If you grow your own crops, you need to understand the concept of yield. Yield, put simply, is the weight of crop produced, divided by the area required to produce it. Modern farmers will usually speak of “tons per hectare”, but old-fashioned metrics might include “bushels per acre” where a bushel is an imperial measure for a quantity of a crop. Visit this website to find out more.
Speaking of bushels, what exactly are they? Bushels are just a unit of measurement for a crop, Traditionally, a bushel was 8 gallons of grain, but the weight of a bushel varies with the type of plant. Eight gallons of oats, for instance, weighs about half as much as the same volume of wheat.
Take a look at most modern farms, and what do you notice? The same crop is grown in all directions, mile after mile. But is this the best way to grow? Polyculture refers to the process of growing complementary crops next to each other, boosting the yield of both.
Seed drills are pretty self-explanatory. Before mechanisation, farmers used to drill seeds into the ground mechanically using horse or cattle-driven ploughs. Today tractors pull seed drills along fields, allowing farmers to plant seeds at set depths and intervals.
Permaculture refers to a process of designing human communities so that food production and waste are closely linked. The idea is to recycle all of the raw ingredients of farming to create something sustainable.
With freshwater supplies under threat worldwide, there’s a growing need for dry farming: or the practice of relying on rainfall and soil moisture alone, rather than irrigation. Traditionally, farmers relied on building channels that would transport water to their crops to keep soil moisture levels high. But dry farming is a far riskier process because farmers essentially don’t have any control over when it rains.

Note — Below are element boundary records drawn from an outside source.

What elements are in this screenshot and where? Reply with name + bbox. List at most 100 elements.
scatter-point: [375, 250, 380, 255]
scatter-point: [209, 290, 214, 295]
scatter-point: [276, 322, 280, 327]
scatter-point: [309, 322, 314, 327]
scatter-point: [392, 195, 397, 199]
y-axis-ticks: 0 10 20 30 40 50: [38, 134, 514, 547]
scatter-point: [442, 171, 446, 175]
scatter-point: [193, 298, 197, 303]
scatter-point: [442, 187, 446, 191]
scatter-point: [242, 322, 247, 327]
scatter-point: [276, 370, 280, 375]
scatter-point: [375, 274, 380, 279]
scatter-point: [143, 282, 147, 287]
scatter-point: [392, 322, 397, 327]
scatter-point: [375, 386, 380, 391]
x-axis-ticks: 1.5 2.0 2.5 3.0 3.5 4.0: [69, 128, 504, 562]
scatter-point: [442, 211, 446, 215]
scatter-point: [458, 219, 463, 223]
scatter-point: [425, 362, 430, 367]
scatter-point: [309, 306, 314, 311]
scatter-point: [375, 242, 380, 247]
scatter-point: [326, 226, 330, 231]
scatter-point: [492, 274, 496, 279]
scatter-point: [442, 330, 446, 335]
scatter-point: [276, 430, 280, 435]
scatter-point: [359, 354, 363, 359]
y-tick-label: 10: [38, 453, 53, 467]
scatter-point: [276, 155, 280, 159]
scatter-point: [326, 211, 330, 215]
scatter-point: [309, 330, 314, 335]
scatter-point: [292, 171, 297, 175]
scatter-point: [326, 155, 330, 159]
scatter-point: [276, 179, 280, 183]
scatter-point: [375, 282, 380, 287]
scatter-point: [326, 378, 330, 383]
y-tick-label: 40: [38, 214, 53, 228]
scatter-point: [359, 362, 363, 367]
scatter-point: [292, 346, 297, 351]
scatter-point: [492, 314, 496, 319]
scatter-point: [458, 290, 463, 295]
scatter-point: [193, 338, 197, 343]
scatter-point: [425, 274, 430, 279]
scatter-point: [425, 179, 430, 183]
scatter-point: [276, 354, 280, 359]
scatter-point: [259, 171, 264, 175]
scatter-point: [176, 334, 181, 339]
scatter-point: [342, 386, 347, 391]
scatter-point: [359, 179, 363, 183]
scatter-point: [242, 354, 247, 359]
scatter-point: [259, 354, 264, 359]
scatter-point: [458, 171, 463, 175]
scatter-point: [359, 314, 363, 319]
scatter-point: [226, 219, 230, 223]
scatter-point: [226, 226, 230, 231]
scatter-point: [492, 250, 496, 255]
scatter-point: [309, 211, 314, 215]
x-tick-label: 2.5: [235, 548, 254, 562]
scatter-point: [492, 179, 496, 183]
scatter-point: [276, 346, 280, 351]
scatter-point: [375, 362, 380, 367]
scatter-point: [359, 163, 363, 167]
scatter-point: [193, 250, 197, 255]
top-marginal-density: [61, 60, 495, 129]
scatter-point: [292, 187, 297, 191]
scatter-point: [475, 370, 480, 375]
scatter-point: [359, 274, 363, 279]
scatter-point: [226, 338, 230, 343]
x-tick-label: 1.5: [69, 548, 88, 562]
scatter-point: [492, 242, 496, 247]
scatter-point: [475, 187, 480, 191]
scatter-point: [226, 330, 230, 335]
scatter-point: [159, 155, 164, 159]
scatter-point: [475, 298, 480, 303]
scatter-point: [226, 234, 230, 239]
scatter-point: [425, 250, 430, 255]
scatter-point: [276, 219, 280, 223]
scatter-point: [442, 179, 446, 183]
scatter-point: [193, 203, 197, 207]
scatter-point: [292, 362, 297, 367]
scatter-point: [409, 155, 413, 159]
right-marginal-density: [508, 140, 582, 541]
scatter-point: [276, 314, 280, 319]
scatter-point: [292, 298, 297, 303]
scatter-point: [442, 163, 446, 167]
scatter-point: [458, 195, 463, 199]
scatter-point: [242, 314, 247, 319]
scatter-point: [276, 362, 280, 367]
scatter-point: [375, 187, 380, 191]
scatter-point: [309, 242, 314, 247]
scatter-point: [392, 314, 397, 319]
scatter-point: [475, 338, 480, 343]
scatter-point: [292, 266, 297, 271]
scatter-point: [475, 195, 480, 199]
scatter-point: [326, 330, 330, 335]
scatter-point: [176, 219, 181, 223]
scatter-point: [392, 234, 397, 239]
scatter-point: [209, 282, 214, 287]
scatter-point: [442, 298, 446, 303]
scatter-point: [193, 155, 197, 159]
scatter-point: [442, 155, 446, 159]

Dry farmers tend to rely on hardy crops that can withstand water and nutrient depletion.
Weeds can reduce yields by outcompeting crops for resources: soil nutrients, water and sunlight. Farmers need to get rid of weeds, but that can be difficult. Killing weeds with herbicide is all well and good, so long as the herbicide doesn’t kill the crops at the same time.
Herbicide-tolerant crops are those which can survive treatment with herbicide. The weeds die, but the crops don’t – exactly what you want as a farmer.
So, are you ready to start up in agriculture?